XVII. yyılın ortalarına doğru Küçük Kadızade Mehmet Efendi, Hz. Muhammed gibi eliyle yemek yemeyenlerin Müslüman sayılamayacağını iddia etmeye kalkmış (adeta kaşığı yasaklama durumu doğunca) Kapalıçarşı’daki kaşıkçı esnafının ayaklanmasına neden olmuştu. Avrupa’nın bilim ve sanatlarda Osmanlı’yı geri bırakarak hızla ilerlediğini, Türk halkının da çok geri kaldığını, halkın eskisinden çok daha geriye götürüldüğünü gören devrin aydın görüşlü Alevi Türk Halk ozanları Kul Nesimi, Kaygusuz Abdallar, Pir Sultan Abdallar vb. mizah şairleri yazdıkları birbirinden güzel hicivli şiirleri ile bu bağnazlığı taşlamışlardı. Kadızadelerin tahriki ile bu ozanların hepsi, tarikatları, şeyhleri, müritleri onlara göre “dinsizdi”. Bunlardan çok daha ağır taşlama, hiciv şiirleri yazan, çağının bilgin adamı Ömer Hayyam’dan 500 yıl sonra bu denli gerici görüş ve uygulamalar Osmanlının yıkılışını başlatmıştır. Osmanlının Başkentinde böyle irticai gericilik olayları sürerken sınırlarda, serhatlarda savaşan vezirlerden canhıraş yardım feryatları geliyordu. Öte yandan Avrupa’da Rönesans ve Reformun itici gücü ile bilim, buluş ve keşiflerde hızla ilerlemeler devam ediyordu. Matbaa ise, 200–250 geçtiği halde ülkeye hala sokulmamaktaydı. Sonuç malum; yıkım, çöküş.
IV. Murat’ın içki, tütün yasak ve fermanları Kadızadelerden Mehmet Efendinin telkinleri ile uygulamaya konmuştur. Padişah Avcı Mehmet zamanında Kadızadelerin etkisi daha çok arttı. Kadızadeliler devleti islamileştirip şeriatı her yere hakim kılmak uğruna Anadolu’da pek çok tekke şeyhini katlettirdi.
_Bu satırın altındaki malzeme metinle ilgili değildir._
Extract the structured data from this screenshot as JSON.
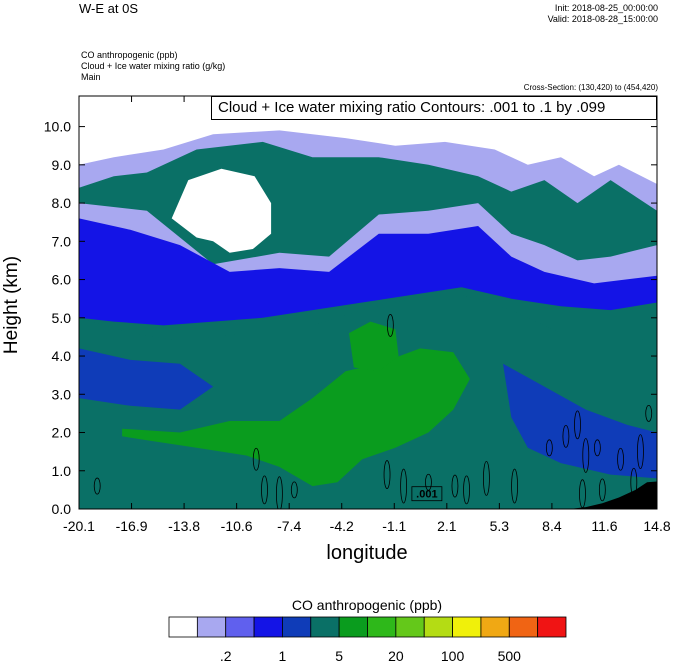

Mevlevihanelerde sema edilmesi, hatta mezar ziyaretleri bile yasaklandı. Çıkarlarına ters düşen şeyhülislam, vezir vb. devlet büyüklerine yıpratıcı dedikodu, isyan girişimi, kötü işler yapan bu güruhu devlet Köprülüler zamanına doğru zorlukla önleyebildi. Nesiminin asılması, Sivas’ta Pir Sultan Abdal’ın asılması da bu zihniyetin uzantısıdır.
İstanbul’u uzun süre çalkantıdan çalkantıya sürükleyen Kadızadeleri nihayet Avcı Mehmet döneminde Sadrazam Köprülü Mehmet Paşa önde gelen liderleriyle toplayıp Kıbrıs’a sürerek ancak yatıştırabildi. Saltanatları 1683 Viyana bozgununa kadar devam etti. Kadızadelere bu sıkı tedbirlerin hiç de işe yaramadığının farkına varan padişah, Kadızadelerin liderlerini imparatorluğun dört bir yanına sürgüne gönderdi; ama fikirleri uzun süre, yıkılmaya başlamış Osmanlıda devam etti.
1630 yılında İstanbul halkının bir kısmı zevk sefaya dalmış, yoksullar ve Anadolu Türk Halkı, gerek eşkiya, gerek kıtlık ve yoksulluk nedeni ile inim inim inlerken, Kadızedelilerden biri de nihayet tehlikeyi görmüş olmalı ki, padişaha gönderdiği uzun şiirine şöyle başlamış:
“Hab-ı gafletten uyan ey ali Osman bilmiş ol,
Aç gözün, elden gider, taht-ı Süleyman bilmiş ol”.